Rosa Cristina Gonçalves da Palma
A Presidente da Câmara de Silves
A biografia de Vítor Cabrita Neto traduz um percurso pessoal que integra vários ciclos de vida, desde a agitação estudantil até ao compromisso empresarial, passando pela emigração, pela política e pelo governo, refletindo um enorme paralelismo com as etapas da evolução da sociedade portuguesa nos últimos decénios.
João Guerreiro
Professor Emérito da Universidade do Algarve
Este livro é uma não-biografia!
É a história de vida de um homem cujo percurso nas suas várias etapas, consciente ou inconscientemente, teve como denominador comum uma vontade inabalável, a sua própria. É a história de um cidadão singular imbuído da verdadeira essência das palavras “Liberdade” e “Democracia”. Este livro é um tributo à sua luta pela cidadania plena dos Portugueses.
Maria João Raminhos Duarte
Valeu a pena! É preciso continuar a lutar!
O Algarve, o País e as novas gerações assim o exigem!
Vítor José Cabrita Neto
Vítor Cabrita Neto, a celebração da vida
de um homem singular
Nas comemorações dos 50 anos do 25 de abril de 1974, o Município de Silves, Município de Abril, comemora a efeméride, promovendo intensa e multifacetadas atividades ao longo de todo o ano.
É neste âmbito que se enquadra a edição desta biografia, que pretende evocar e perpetuar o testemunho de uma vida ímpar, de um cidadão que teve participação qualificada na resistência antifascista e na construção da Democracia, saída da ação gloriosa do Movimento dos Capitães. É a homenagem a um Homem sério e íntegro, que dignificou e dignifica Silves, o Algarve e o País, nas vertentes da intervenção política, social e económica.

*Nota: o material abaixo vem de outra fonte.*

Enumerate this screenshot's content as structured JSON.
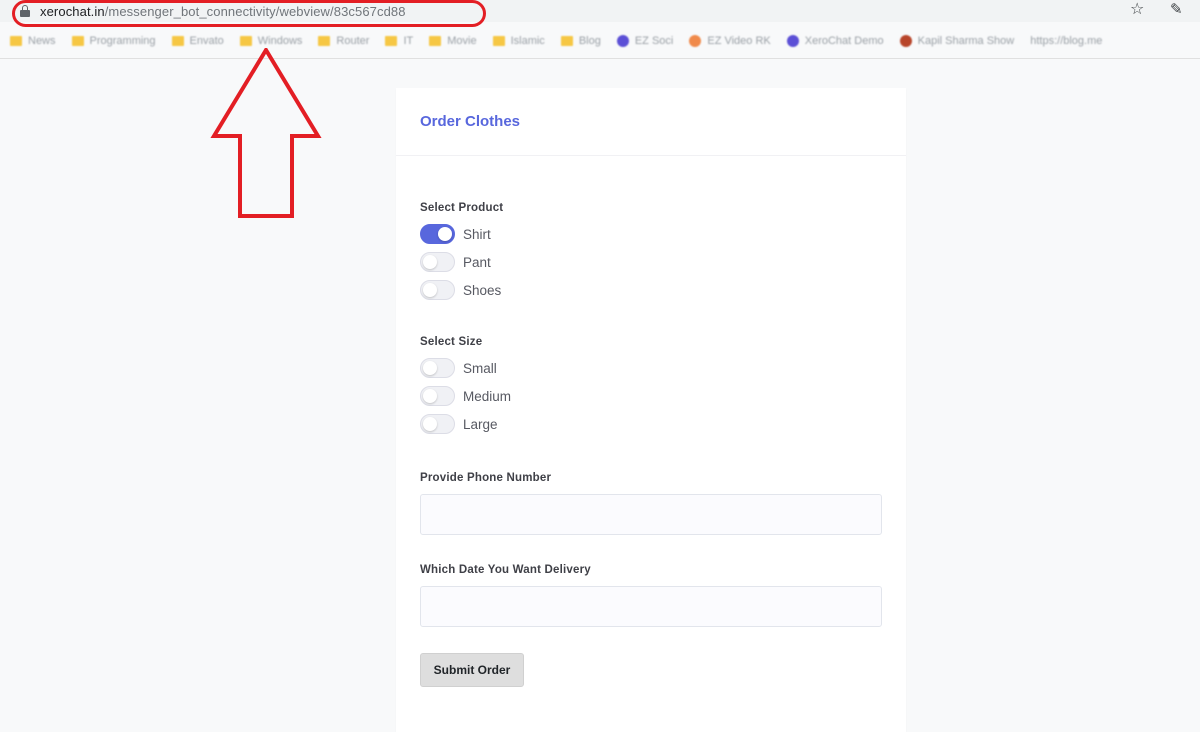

Político, intelectual, comunicador exímio, empresário e gestor, convicto das suas ideias, evidenciou-se grande estratega e especialista no setor do turismo, nomeadamente o algarvio, mas também líder da atividade empresarial, na sua empresa, criada pelo seu pai, Teófilo Fontainhas Neto, que a assumiu num contexto altamente crítico, salvando-a e elevando-a a patamares de excelência, a par, da liderança do Núcleo Empresarial da Região do Algarve (NERA).
A história de vida de Vítor Cabrita Neto é exemplo e inspiração para os que almejam a transformação progressista da sociedade, no sentido do aprofundamento da democracia e do desenvolvimento, indissociável de um mundo mais livre, justo e solidário.
A biografia é uma narrativa cheia de humanidade e significado. A memória é o fundamento da identidade que nos permite perspetivar o futuro. É este percurso de vida que o Município agora dá à estampa e pretende deixar como legado para os vindouros.
A Presidente da Câmara Municipal de Silves
Rosa Cristina Gonçalves da Palma
Vítor Cabrita Neto, um algarvio do mundo
A biografia de Vítor Cabrita Neto reflete um percurso carregado, muito diversificado e traduzindo uma permanente, intensa e comprometida intervenção social. O traço singular deste percurso, no qual estão refletidos, não um, mas muitos ciclos de vida, merece uma atenção cuidada. A biografia apresentada pela Professora Maria João Raminhos Duarte abrange as diversas fases da vida de Vítor Cabrita Neto e permite uma imersão no respetivo itinerário, mas sempre com uma constante preocupação de convocar o ambiente social e político que enquadra as diversas etapas desse caminho.
Aprende-se muito quando se analisa uma biografia.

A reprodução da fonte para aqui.